How much of my Roth IRA can I use to buy a house?

For a personal home purchase, specific limits apply. If you qualify as a first-time homebuyer (meaning you haven’t owned a primary residence in the past
two years), you can withdraw up to $10,000 in earnings from a Roth IRA penalty-free, provided the account has been open at least 5 years. You can always
withdraw your contributions at any time without tax or penalty. So a Roth IRA with $35,000 in contributions and $15,000 in earnings allows access to the full
$35,000 in contributions plus up to $10,000 of earnings for a qualifying first home purchase.

Earnings withdrawn beyond $10,000 before age 59.5, or before the 5-year rule is met, trigger a 10% penalty on the earnings portion.

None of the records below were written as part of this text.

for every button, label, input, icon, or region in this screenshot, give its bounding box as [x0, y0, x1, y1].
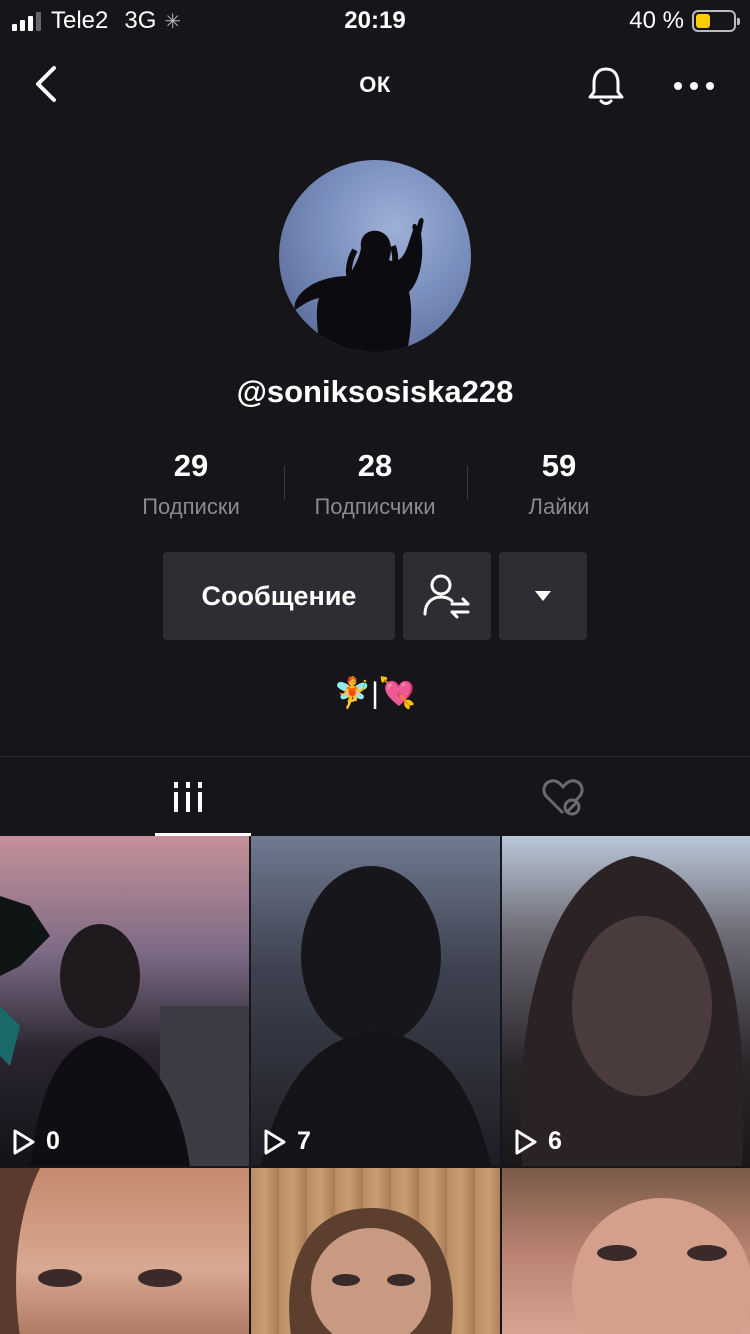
battery-icon — [692, 10, 740, 32]
grid-videos-icon — [173, 782, 202, 812]
chevron-left-icon — [36, 66, 56, 102]
video-grid: 0 7 6 — [0, 836, 750, 1334]
caret-down-icon — [535, 591, 551, 601]
more-options-button[interactable] — [670, 68, 718, 104]
bell-icon — [588, 67, 624, 105]
followers-stat[interactable]: 28 Подписчики — [285, 448, 465, 520]
thumbnail-face — [289, 1208, 453, 1334]
notifications-button[interactable] — [584, 64, 628, 108]
likes-stat[interactable]: 59 Лайки — [469, 448, 649, 520]
following-stat[interactable]: 29 Подписки — [101, 448, 281, 520]
profile-bio: 🧚|💘 — [333, 677, 417, 710]
username: @soniksosiska228 — [236, 374, 514, 409]
thumbnail-face — [572, 1198, 750, 1334]
video-thumbnail[interactable]: 0 — [0, 836, 249, 1166]
thumbnail-face — [0, 1168, 182, 1334]
play-icon — [13, 1129, 35, 1154]
avatar[interactable] — [279, 160, 471, 352]
profile-header: ОК — [0, 44, 750, 128]
followers-count: 28 — [357, 448, 393, 483]
status-bar: Tele2 3G ✳ 20:19 40 % — [0, 0, 750, 44]
video-thumbnail[interactable]: 6 — [502, 836, 750, 1166]
play-icon — [515, 1129, 537, 1154]
more-horizontal-icon — [674, 82, 714, 90]
thumbnail-figure — [261, 866, 491, 1166]
play-icon — [264, 1129, 286, 1154]
thumbnail-figure — [520, 856, 744, 1166]
liked-hidden-icon — [541, 779, 584, 816]
following-label: Подписки — [142, 494, 240, 519]
battery-fill — [696, 14, 711, 28]
follow-toggle-button[interactable] — [403, 552, 491, 640]
suggested-accounts-button[interactable] — [499, 552, 587, 640]
thumbnail-figure — [0, 896, 249, 1166]
view-count: 0 — [12, 1127, 60, 1156]
back-button[interactable] — [28, 62, 68, 106]
tab-liked[interactable] — [375, 757, 750, 837]
likes-label: Лайки — [528, 494, 590, 519]
video-thumbnail[interactable] — [0, 1168, 249, 1334]
video-thumbnail[interactable]: 7 — [251, 836, 500, 1166]
followers-label: Подписчики — [314, 494, 436, 519]
profile-tabs — [0, 756, 750, 836]
status-right: 40 % — [629, 7, 740, 35]
view-count-value: 7 — [297, 1127, 311, 1155]
tab-videos[interactable] — [0, 757, 375, 837]
view-count-value: 0 — [46, 1127, 60, 1155]
message-button[interactable]: Сообщение — [163, 552, 395, 640]
page-title: ОК — [359, 72, 391, 97]
likes-count: 59 — [541, 448, 577, 483]
user-swap-icon — [423, 574, 470, 619]
avatar-silhouette — [294, 217, 424, 352]
video-thumbnail[interactable] — [502, 1168, 750, 1334]
video-thumbnail[interactable] — [251, 1168, 500, 1334]
profile-stats: 29 Подписки 28 Подписчики 59 Лайки — [0, 448, 750, 528]
view-count: 6 — [514, 1127, 562, 1156]
view-count-value: 6 — [548, 1127, 562, 1155]
view-count: 7 — [263, 1127, 311, 1156]
stat-divider — [467, 466, 468, 500]
battery-percent: 40 % — [629, 7, 684, 34]
following-count: 29 — [173, 448, 209, 483]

For investment property, the structure is entirely different and significantly better. If the goal is to buy real estate with a Roth IRA as an investment, you
don’t take a withdrawal at all. You move the Roth IRA to a self-directed custodian that allows real estate, and the entire account balance can be directed toward a
property purchase. No $10,000 cap. No penalty. The IRA owns the property.

Roth IRA real estate investment rules require the same prohibited transaction compliance as any other self-directed IRA. You cannot buy property you’ll
personally use. No transactions with disqualified persons. All income flows into the IRA. But inside the Roth structure, all of that rental income and eventual
appreciation comes out completely tax-free on qualifying distributions.

The distinction is important: withdrawing Roth funds to buy a personal home means taking money out of the tax-sheltered environment. Using a self-directed Roth IRA
to buy investment real estate means keeping the money inside the account, where it continues to compound tax-free. The second approach is almost always the
better long-term financial decision.